[Date Prev][Date Next][Thread Prev][Thread Next][Date Index][Thread Index]

[Condor-users] Condor 6.8.n: job running delays: RUN TIMES stay at Zero



Hi again

I guess this follows on from my posting back in October, to which
Daniel Forrest at WISC suggested:

> Back to your original question, this is entirely a scalability
> issue.  Prior to the 6.9.3 release the schedd simply couldn't handle
> more than a few thousand jobs in the job queue without a severe
> degradation in performance.  I believe your previous message stated
> you had around 17,500 jobs in the queue - this simply won't work
> with Condor 6.8.
>
> The easiest temporary solution is to only have a few thousand jobs in
> the queue.

The user previously queuing the 20,000 or so jobs has "backed off" a
little but still isn't seeing as many jobs going through the system
as we'd expect.

Rough calculations on the completed jobs suggest that only around 100
jobs are ever run concurrently at any one time, whereas we know that
there are many more free machines and hence queues than that.

One "condor_q" showed that some 1400 jobs listed as being in a Running
state, on queues displaying a Claimed status, but display a RUN TIME
of 00:00:00 for an inordinately long time.

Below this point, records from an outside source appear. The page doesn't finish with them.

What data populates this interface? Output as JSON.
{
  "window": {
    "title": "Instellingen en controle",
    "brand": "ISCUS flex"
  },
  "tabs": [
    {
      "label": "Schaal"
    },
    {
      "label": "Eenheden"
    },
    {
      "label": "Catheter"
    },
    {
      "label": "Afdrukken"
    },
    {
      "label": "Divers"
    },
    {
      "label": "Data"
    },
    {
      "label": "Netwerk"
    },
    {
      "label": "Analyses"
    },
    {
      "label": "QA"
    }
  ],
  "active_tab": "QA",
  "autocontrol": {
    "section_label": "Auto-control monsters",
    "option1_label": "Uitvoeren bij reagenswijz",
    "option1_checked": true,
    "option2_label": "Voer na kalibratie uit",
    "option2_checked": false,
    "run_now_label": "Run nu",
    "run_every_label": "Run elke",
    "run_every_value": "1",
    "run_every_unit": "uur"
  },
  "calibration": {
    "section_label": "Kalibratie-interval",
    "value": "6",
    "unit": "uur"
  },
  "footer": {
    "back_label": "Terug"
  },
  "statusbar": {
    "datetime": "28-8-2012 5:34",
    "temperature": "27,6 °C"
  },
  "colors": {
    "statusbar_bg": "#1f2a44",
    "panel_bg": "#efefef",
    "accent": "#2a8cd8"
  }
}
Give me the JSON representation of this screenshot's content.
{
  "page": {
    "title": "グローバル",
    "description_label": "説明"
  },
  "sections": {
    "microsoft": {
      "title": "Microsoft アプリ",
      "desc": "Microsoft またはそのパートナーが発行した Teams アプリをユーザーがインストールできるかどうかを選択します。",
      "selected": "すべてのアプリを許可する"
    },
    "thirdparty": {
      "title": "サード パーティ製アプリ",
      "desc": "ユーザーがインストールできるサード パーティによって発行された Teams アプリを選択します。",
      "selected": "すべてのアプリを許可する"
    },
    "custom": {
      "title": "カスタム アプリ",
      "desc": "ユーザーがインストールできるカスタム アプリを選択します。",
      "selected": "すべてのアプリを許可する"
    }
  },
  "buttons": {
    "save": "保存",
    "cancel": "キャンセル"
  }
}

There are also some 115 jobs Running with non-zero run times
(which undermines the rough calculation of 100 slightly but
 you get the idea)

I thought that there might be a config setting that limits the
number of concurrent running jobs but the closest I could come
to the apparentrestriction around 100 was the default setting of

#START_SCHEDULER_UNIVERSE = TotalSchedulerJobsRunning < 100

We bumped that up to 200 in the server config file and restarted
the system but have not seen any difference in concurrent execution.

One other thing, whilst I have full access to the GNU/Linux master for
this grid, I am slightly hobbled as regards editing the winxp compute
node config files, although the two seem to be in sync, other than
a few ".exe" extensions and differing path names here and there.

Is this likely to be a 6.8.n series issue - I am still waiting
for an oppourtunity to upgrade VUW's grid to something less than
two-years old - or have I missed something really basic within the
Condor /config file/operational methodology/?

Kevin

-- 
Kevin M. Buckley                                  Room:  CO327
School of Engineering and                         Phone: +64 4 463 5971
 Computer Science
Victoria University of Wellington
New Zealand